Gerçek Kitapseverler Ailesinin Tolstoy grubu olarak külliyat okumalarımız devam ediyor. Gelelim yazarın gözlem yeteneğinin kaleme döküldüğü ve kalemindeki ustalığa bir kez daha hayran bırakan eserine. Tolstoy savaşları bizzat içerisinde görmüş, cephelerde bulunmuş biridir. Savaş ve Barış’ı okuduğumda eserin uzunluğu ve detayları mı desem bir şeyler eksik kalmıştı bende ve tekrar okumalıyım dedim. Bu eseri de savaşı anlatıyor ama en önemli farkı ve özelliği savaşı yazarcasına değil izletircesine anlatmış okurlara. Savaşın nasıl bir şey olduğunu cephedeki askerlerin neler yaşadığını, hislerini, acılarını aklınıza gelebilecek ve gelemeyecek herşeyi etkileyici bir şekilde kaleme almış.

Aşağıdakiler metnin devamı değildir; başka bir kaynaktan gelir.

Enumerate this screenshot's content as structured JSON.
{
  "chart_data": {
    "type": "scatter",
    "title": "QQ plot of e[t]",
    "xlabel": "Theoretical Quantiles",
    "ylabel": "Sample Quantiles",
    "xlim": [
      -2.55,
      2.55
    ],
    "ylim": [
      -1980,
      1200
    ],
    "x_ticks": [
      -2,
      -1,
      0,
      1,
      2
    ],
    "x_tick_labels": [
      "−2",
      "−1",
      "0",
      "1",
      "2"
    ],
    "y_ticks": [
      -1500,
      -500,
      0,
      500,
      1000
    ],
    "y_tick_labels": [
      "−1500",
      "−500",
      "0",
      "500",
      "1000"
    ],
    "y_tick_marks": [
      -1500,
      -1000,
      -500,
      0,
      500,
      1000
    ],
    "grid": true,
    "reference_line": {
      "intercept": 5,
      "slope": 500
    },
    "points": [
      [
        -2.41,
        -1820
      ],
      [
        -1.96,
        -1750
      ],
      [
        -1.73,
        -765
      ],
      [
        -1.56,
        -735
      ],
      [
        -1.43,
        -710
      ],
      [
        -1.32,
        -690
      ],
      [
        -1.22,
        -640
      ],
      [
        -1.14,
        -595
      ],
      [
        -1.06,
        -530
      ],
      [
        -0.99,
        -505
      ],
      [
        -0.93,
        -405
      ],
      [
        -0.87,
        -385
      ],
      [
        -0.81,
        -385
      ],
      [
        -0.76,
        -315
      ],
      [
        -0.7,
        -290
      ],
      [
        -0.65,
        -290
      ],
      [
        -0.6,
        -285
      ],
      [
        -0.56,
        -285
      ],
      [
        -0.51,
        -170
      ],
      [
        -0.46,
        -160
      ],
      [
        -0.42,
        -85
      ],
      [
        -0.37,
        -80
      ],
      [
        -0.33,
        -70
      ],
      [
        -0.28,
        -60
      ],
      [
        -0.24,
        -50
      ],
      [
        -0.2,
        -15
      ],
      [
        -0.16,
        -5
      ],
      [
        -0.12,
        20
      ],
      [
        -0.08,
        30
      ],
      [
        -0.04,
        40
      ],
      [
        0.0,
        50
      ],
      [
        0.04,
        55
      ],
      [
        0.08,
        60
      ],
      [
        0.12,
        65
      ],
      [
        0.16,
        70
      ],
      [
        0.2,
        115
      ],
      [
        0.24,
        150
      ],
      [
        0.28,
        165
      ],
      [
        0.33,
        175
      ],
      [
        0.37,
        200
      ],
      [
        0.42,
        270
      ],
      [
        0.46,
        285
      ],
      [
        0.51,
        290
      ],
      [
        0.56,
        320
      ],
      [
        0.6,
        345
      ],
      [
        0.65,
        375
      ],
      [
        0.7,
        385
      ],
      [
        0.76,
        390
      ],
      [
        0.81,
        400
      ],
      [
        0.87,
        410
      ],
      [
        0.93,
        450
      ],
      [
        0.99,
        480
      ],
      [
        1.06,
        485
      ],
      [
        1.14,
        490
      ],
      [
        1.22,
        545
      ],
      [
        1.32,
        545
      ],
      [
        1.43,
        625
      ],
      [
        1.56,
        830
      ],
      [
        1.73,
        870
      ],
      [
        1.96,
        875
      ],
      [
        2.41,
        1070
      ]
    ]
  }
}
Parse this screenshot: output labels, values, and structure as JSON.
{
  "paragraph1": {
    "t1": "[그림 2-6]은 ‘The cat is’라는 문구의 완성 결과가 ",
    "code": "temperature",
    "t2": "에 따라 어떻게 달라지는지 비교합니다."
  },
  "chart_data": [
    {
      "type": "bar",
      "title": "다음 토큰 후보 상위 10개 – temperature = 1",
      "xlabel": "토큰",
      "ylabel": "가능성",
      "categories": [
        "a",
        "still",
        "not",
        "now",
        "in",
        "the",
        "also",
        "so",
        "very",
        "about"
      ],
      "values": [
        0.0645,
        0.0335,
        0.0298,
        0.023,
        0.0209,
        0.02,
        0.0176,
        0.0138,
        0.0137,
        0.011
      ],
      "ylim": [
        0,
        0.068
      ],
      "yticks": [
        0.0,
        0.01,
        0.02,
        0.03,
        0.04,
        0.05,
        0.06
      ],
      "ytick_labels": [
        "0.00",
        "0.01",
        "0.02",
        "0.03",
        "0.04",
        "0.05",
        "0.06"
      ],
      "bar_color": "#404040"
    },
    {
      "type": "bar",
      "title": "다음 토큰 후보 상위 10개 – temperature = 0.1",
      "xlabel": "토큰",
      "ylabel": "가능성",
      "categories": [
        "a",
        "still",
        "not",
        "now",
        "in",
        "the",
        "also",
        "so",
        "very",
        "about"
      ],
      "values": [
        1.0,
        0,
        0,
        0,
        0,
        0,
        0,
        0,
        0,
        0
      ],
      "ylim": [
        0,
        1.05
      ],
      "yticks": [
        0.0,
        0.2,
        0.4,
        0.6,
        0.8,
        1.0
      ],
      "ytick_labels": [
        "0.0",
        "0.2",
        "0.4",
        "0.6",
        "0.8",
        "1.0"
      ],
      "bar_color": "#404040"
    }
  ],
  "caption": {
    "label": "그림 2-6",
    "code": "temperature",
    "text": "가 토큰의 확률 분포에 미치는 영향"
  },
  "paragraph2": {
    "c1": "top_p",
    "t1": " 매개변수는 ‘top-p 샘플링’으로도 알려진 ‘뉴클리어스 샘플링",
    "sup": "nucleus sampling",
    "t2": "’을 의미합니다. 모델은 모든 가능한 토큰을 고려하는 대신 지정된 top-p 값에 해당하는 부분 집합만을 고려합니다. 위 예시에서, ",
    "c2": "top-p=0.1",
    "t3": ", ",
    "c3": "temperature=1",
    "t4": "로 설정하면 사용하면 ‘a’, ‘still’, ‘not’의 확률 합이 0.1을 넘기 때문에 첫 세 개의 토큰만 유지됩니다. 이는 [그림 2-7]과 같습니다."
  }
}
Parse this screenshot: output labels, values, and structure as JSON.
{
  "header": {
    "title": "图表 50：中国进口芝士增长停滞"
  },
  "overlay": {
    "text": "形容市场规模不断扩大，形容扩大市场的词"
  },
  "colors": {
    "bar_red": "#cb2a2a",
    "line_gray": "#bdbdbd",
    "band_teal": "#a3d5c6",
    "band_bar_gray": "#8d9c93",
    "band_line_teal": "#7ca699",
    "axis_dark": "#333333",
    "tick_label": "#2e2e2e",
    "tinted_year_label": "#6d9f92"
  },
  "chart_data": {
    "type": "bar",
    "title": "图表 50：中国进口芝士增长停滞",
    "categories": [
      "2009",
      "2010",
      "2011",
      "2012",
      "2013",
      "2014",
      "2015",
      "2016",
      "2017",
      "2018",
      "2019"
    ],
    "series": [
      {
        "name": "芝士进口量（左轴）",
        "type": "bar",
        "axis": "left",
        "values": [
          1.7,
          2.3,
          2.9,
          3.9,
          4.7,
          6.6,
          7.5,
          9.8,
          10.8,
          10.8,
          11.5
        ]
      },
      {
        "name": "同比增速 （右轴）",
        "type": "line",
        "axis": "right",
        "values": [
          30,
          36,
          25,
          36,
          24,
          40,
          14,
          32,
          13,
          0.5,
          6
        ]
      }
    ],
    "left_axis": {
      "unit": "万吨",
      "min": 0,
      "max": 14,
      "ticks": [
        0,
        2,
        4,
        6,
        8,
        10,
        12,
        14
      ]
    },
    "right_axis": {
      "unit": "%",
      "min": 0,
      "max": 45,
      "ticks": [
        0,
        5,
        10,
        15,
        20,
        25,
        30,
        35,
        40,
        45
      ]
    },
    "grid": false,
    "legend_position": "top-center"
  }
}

Sivastopol kuşatması 1854- 1855 yıllarında Birleşik Krallık,Fransa ve Osmanlı ittifakiyla Rusya arasında cereyan eden Kırım Savaşı sırasında oluşan bir cephedir. Savaşın taraflarından bizimle ilgili olmasından bağımsız bir şekilde askerlerin yaşadığı ölüm korkusu, zorluklar yani görünenin arkasında neler olduğunu anlamak daha doğrusu hissetmek için okumanızı tavsiye ederim.
Yer yer durağan bir anlatım oluşuyor ama bir anda sizi savaşın içine acının içine öyle bir çekiyor ki kitabı elinizden bırakamıyorsunuz.
“Benim öykümün kahramanı, hakikattir: Ruhumun bütün gücüyle sevdiğim ve olanca güzelliğiyle canlandırmaya çalıştığım, hakikat... hep en güzeldi o, her zaman da en güzel olarak kalacak.”
"Korku bir kez yüreğe sızdı mı, artık başka duyguya yer bırakmaz."
“Ölü bedenlerden yayılan korkunç ağır bir koku kaplamıştı havayı.”